In the early 20th century, physicians began to use the tracheotomy in the treatment of patients affected by paralytic poliomyelitis who required mechanical ventilation. However, surgeons continued to debate various aspects of the tracheotomy well into the 20th century. Many techniques were described and employed, along with many different surgical instruments and tracheal tubes. Surgeons could not seem to reach a consensus on where or how the tracheal incision should be made, arguing whether the "high tracheotomy" or the "low tracheotomy" was more beneficial. The currently used surgical tracheotomy technique was described in 1909 by Chevalier Jackson of Pittsburgh, Pennsylvania. Jackson emphasised the importance of postoperative care, which dramatically reduced the death rate. By 1965, the surgical anatomy was thoroughly and widely understood, antibiotics were widely available and useful for treating postoperative infections, and other major complications had also become more manageable.

==Society and culture==
Notable individuals who have or have had a tracheotomy include Catherine Zeta-Jones, Mika Häkkinen, Stephen Hawking, Connie Culp, Christopher Reeve, Roy Horn, William Rehnquist, Gabby Giffords, George Michael, Val Kilmer, and many others.

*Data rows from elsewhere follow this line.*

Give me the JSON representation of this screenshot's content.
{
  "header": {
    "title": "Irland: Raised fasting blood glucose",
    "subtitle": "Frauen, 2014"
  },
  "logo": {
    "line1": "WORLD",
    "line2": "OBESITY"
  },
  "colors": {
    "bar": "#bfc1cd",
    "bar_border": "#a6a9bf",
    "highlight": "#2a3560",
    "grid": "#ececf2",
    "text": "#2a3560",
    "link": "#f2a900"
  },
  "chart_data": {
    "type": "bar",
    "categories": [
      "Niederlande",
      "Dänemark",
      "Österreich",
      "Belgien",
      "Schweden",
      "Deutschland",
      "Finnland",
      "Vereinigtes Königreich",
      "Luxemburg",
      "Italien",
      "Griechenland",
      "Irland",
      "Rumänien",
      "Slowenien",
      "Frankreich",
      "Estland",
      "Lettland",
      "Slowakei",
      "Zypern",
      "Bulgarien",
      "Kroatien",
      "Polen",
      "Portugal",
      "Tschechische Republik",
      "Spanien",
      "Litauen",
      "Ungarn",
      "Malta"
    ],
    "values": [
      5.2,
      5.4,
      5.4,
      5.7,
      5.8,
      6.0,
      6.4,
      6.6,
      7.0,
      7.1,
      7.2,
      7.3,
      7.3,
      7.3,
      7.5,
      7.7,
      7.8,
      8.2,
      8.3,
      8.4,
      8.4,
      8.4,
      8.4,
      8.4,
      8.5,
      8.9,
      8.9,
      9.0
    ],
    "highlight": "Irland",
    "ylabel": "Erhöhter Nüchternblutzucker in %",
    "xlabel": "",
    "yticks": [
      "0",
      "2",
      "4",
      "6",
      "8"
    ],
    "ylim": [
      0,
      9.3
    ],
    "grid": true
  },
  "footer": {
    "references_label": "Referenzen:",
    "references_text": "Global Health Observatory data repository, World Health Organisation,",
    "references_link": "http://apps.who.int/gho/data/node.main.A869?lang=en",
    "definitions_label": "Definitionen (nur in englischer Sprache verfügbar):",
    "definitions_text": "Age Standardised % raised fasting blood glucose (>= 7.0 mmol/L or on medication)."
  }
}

Across movies and TV shows, there are many situations where an emergency procedure is done on an individual's neck to re-establish an airway. An example is in the 2008 horror film, Saw V, in which a character being drowned from the neck up performs a manual tracheotomy, stabbing his neck with a pen to create an airway to breathe through. The most common procedure is a cricothyrotomy (or "crike"), which is an incision through the skin and cricothyroid membrane. This is often confused or misnamed as a tracheotomy (or "trach") and vice versa. However, they are quite different based on location of the opening and length of time the alternate airway is needed.

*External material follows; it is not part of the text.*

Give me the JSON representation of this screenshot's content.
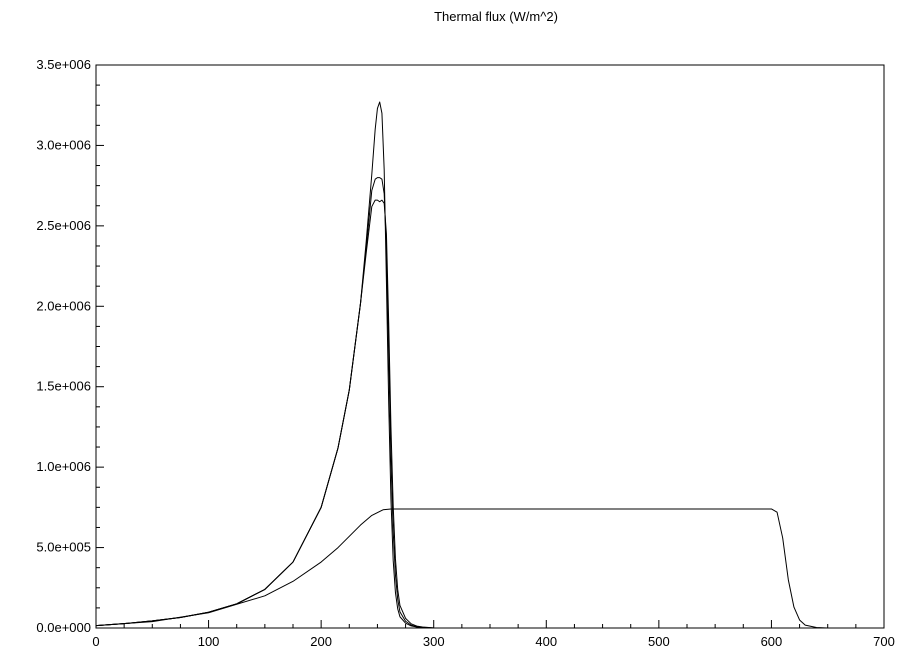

Another example of an emergency attempt at this procedure is featured in the 2013 comedy film The Heat, where Sandra Bullock’s character, Sarah Ashburn, attempts to perform the operation on a person choking on a pancake in a Denny's, but fails. Melissa McCarthy’s character, Detective Mullens, then presses hard on the man's chest, causing the piece of food to be expelled from his mouth.